(TLDR: Need an asymptotic expansion for the square root which works at the origin, specifically. The classical Taylor series won't do: i need it to be exact at zero, outside of which it can have mediocre convergence. I have found an expression that seems to fulfill my needs, but can't justify it on rigorous grounds.)
I am working on the control of a system represented by the following expression in the Laplace Domain:
$$\exp\left(-\sqrt{s^2+2as}\right)$$
It has the obvious asymptote $\exp(-s-a)$ away from the origin. Unfortunately, however, it is exactly its behaviour around zero that interests me. I would like to address it with a Laurent series of some type, which should be exact there (like a Taylor series around that point would be).

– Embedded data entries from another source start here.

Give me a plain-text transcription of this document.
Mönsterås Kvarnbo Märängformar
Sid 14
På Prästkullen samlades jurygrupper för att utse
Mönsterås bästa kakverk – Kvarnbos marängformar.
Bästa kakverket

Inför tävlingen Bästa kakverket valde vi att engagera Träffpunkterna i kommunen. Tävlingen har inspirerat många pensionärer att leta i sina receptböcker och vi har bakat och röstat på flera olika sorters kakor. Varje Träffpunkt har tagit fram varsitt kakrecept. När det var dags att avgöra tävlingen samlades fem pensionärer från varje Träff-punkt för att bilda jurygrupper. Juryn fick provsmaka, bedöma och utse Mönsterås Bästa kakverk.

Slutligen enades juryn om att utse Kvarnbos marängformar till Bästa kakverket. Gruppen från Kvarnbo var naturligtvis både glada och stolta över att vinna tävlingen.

The problem is clearly the square root, which is ill-behaved around zero. I am well aware that one might easily find the following series expansion:
$$\sqrt{s^2+2as} = (s+a)\sqrt{1 - \frac{a^2}{(s+a)^2}} = (s+a) \sum \limits_{k=0}^{\infty} {\frac{1}{2} \choose k}\frac{(-a^2)^{k}}{(s+a)^{2k}} $$
The issue: it converges extremely poorly for $s=0$. Do note that this is not a matter of choosing a good expansion point or whatnot. The branch cut at the origin basically means that any Taylor or Laurent-like expansion is bound not to decently represent the function there.
However, it should be possible to derive some asymptotic expansion for this square root which is exact at the origin, takes a small detour because of the awful derivatives there, and comes back on track. Hell, I've tried a few myself:
$$\sqrt{s^2+2as} \sim s+a - \frac{1}{N}\sum_{n=1}^N \frac{a^{n+1}}{(s+a)^{n}}$$
Which fits very well for N small. However, i have no clue on how to justify such a thing. I have tried most usual methods on series and a few methods on divergent asymptotic series, but nothing seems to work.
So. How would one go about finding an asymptotic expansion for this square root (or better yet, its exponential) which works at the origin?